At a regional level, politicians in Flanders are pushing hard for the ban to be overturned, with Flemish deputy prime minister Bart Somers saying he intends to meet with the mayors of Boom and nearby Rumst to find a way forward for the festival – though the decision ultimately rests with local councillors.
“If Pukkelpop can go ahead, I am convinced that we can also organise Tomorrowland”
“Of course it falls under the powers and local autonomy of our cities and municipalities to decide for themselves whether certain events can take place on their territory, but the Flemish government has campaigned for festivals to be possible again this summer,” says Somers.
“This sector has suffered greatly from the coronavirus crisis and we have supported them with financial resources to help them get through it, but from 13 August it should be possible to organise larger festivals again. If Pukkelpop can go ahead, I am convinced that we can also organise Tomorrowland.”

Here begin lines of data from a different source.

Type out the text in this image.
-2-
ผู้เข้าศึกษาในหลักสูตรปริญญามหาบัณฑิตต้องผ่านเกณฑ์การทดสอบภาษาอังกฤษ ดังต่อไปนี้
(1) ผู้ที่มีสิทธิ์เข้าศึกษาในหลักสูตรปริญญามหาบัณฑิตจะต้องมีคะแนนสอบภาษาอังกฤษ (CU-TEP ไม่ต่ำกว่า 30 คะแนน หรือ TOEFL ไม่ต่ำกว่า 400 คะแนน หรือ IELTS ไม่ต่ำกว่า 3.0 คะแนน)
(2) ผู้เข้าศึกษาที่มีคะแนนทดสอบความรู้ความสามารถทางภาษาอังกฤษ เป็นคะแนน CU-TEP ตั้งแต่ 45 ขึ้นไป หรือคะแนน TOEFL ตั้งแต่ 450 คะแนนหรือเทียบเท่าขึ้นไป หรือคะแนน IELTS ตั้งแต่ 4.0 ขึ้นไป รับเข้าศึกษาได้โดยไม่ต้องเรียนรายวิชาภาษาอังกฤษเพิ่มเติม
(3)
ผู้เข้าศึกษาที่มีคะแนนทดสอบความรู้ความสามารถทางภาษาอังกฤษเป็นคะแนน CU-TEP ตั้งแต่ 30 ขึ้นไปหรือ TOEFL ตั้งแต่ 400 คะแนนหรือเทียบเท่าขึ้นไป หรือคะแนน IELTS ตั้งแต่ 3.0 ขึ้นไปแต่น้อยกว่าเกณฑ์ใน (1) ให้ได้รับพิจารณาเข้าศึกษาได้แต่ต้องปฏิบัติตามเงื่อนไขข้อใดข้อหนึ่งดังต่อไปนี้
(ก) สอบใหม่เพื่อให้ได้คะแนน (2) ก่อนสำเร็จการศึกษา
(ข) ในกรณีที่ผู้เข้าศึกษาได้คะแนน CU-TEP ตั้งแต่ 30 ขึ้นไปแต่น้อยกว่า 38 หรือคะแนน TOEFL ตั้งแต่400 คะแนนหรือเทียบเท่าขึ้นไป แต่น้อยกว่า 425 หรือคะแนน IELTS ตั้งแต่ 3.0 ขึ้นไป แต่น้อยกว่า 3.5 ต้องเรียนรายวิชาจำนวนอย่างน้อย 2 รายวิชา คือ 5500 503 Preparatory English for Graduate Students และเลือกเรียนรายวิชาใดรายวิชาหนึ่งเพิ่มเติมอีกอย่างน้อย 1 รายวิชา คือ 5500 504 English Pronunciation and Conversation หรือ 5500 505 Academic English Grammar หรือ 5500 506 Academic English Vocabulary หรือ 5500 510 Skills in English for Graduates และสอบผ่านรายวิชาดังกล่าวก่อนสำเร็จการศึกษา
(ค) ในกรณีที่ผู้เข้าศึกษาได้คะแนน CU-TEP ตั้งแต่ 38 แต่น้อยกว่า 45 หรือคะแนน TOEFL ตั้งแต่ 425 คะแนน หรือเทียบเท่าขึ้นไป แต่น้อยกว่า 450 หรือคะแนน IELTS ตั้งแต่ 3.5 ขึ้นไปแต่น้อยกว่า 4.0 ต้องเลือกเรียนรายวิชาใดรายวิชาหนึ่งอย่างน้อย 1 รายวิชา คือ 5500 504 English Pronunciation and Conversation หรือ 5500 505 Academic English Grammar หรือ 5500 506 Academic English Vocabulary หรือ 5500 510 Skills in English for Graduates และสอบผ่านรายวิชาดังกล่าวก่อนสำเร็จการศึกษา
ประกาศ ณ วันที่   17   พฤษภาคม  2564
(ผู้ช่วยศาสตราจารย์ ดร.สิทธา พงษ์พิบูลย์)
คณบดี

Tomorrowland is scheduled across two weekends on 27–29 August and 3–5 September. Pukkelpop (66,000-cap.), which takes place from 19 to 22 August, is still very much still on, with organisers releasing the following statement: “In regard of the news about Tomorrowland, we would like to reassure our festivalgoers. The safety protocols and legal structures will become clear in the coming weeks. A special task force under government guidance is overseeing preparations for August.
“Pukkelpop and the city of Hasselt have been close partners for years, so it goes without saying that we are in continuous dialogue to make the festival a safe environment.”
Along with Serbia’s Exit Festival and a handful of UK events, the Flemish festivals are some of the only major music festivals to be going ahead in Europe this summer. Tomorrowland has been sold out since 2020, while Pukkelpop has sold 70% of its four-day passes, with only Belgians currently able to buy tickets. The international sale starts on 1 July.